И, однако, прощение ни в коем случае не является концом проблемы. В далекой стране отчуждения отверженец, обидчик не мог не научиться тому, что вызывает отвращение у его родных и друзей. Вероятно, запах свиного закута крепко въелся в блудного, да и привычки беспутной жизни не исчезнут в одну ночь; ему придется отучаться от них постепенно, возможно - очень долго. Скорее всего, он растерял многие приличные манеры, свойственные ему с детства в доме отца; ему придется потихоньку снова приобретать их. А его семья сможет принять его, восстановить и исцелить лишь в той мере, в какой члены ее будут помнить (и не забывать) о его слабости, об изъянах его характера, о дурных привычках, которые он приобрел. Но помнить без затаенного недовольства, без чувства превосходства, не со стыдом, а с болью сострадания, того сострадания, благодаря которому благодать преизобилует там, где умножается грех (см. Рим.5, 20); с твердой решимостью никогда не забывать, от чего надо ограждать любимого - от его естественной хрупкости, от приобретенной им слабинки. Иначе тот, кто нуждается в нашей целительной помощи и защите, будет подвергаться непосильному искушению и станет жертвой бесконечных горьких упреков. Простить и взять на испытание - две совершенно разные вещи. Простить - значит принять другого, как Христос принял нас, значит носить бремена друг друга, как Он несет наше бремя - бремя одновременно и жертвы и обидчика - с радостной, благодарной любовью к одним, с радостной, жертвенной любовью к другим.

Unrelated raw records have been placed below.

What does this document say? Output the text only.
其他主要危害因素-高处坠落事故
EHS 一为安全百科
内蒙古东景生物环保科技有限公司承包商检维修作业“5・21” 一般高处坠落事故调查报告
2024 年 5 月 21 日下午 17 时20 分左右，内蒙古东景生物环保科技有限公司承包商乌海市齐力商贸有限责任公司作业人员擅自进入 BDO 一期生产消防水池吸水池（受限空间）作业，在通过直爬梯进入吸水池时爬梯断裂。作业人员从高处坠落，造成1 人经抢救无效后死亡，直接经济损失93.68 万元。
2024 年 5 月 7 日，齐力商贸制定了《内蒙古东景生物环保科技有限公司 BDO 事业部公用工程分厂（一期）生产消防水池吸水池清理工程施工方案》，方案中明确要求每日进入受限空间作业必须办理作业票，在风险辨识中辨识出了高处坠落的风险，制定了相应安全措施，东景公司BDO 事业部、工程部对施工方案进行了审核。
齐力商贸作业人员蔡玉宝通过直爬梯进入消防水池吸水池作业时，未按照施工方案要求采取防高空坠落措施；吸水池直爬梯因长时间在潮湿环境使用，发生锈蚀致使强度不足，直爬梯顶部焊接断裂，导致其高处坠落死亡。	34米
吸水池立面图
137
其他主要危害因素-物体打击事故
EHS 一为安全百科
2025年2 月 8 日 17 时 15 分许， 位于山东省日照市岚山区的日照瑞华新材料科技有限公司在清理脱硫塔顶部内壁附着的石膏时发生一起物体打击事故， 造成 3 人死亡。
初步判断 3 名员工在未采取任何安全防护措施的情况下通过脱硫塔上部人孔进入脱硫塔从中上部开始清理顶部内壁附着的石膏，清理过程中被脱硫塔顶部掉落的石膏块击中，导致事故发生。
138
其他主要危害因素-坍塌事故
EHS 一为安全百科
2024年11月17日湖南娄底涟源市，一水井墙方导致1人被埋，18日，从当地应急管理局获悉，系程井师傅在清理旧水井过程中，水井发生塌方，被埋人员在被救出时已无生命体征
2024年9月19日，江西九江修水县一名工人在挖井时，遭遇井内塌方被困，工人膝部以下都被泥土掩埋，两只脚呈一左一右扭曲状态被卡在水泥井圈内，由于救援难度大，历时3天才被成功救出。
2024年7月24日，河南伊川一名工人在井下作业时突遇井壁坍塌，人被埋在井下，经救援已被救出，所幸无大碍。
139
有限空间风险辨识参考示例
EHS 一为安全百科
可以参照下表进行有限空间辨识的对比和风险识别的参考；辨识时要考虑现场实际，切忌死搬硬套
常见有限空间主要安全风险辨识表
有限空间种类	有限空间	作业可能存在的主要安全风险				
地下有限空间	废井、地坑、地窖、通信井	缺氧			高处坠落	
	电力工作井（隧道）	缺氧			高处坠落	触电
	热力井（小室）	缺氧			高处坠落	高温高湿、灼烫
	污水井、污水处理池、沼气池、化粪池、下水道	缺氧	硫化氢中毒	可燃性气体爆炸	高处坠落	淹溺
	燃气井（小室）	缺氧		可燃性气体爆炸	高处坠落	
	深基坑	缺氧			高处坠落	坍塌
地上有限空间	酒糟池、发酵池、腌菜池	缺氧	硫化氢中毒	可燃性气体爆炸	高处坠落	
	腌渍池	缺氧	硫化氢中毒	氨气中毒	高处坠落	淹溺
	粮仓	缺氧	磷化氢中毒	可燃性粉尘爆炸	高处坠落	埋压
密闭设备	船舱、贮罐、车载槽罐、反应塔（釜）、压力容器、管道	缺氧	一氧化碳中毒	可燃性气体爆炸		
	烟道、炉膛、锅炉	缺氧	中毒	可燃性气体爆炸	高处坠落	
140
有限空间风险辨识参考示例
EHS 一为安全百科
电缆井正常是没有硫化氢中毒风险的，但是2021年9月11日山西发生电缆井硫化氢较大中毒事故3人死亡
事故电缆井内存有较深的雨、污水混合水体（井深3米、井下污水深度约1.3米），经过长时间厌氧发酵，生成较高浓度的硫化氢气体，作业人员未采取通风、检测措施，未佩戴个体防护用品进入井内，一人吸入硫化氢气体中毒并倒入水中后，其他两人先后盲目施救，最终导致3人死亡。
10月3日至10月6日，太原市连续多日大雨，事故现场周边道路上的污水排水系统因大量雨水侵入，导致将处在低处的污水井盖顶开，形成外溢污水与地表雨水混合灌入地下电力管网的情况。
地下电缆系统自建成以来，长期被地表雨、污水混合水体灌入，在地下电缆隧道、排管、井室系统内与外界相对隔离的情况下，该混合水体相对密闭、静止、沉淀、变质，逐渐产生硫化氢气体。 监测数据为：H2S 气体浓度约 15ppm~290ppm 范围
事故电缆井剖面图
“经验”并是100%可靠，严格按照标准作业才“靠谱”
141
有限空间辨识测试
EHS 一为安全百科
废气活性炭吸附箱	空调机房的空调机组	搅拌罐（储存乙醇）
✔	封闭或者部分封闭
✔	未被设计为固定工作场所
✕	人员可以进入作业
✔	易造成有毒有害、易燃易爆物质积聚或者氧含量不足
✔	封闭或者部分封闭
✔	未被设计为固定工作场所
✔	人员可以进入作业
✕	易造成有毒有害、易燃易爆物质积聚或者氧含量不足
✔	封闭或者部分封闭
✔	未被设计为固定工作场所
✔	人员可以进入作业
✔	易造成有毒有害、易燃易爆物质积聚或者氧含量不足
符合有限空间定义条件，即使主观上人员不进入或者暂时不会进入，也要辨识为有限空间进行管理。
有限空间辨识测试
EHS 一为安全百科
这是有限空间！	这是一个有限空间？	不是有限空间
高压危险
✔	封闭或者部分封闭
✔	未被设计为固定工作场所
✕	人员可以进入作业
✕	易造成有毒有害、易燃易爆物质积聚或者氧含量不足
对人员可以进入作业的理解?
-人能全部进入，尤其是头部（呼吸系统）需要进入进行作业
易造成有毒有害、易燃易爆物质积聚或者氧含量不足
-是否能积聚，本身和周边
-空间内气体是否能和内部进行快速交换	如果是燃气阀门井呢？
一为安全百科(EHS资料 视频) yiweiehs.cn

Так поступает Бог. Крест Его свидетельствует о Его вере в человечество и в каждого отдельного человека, о Его несокрушимой надежде; вот почему Его смерть становится нашей жизнью, а Его Воскресение - самой Вечностью для нас.
Ибо и
Иудеи требуют чудес, и Еллины ищут мудрости;
а мы проповедуем Христа распятого, для
Иудеев соблазн, а для Еллинов безумие, для
самих же призванных, Иудеев и Еллинов,
Христа, Божию силу и Божию премудрость;
потому что немудрое Божие премудрее
человеков, и немощное Божие сильнее
человеков (1Кор.I,22-25).
Смерть, где теперь твое жало?!
Ад, где теперь твоя победа?!
Воскрес Христос, и пали демоны!
Воскрес Христос, и радуются ангелы!
Воскрес Христос, и торжествует жизнь!
Воскрес Христос, и мертвые выходят из
гробов!
Ибо Христос, восстав из гроба, положил
начало общему воскресению из мертвых.
Ему слава и держава во веки веков. Аминь.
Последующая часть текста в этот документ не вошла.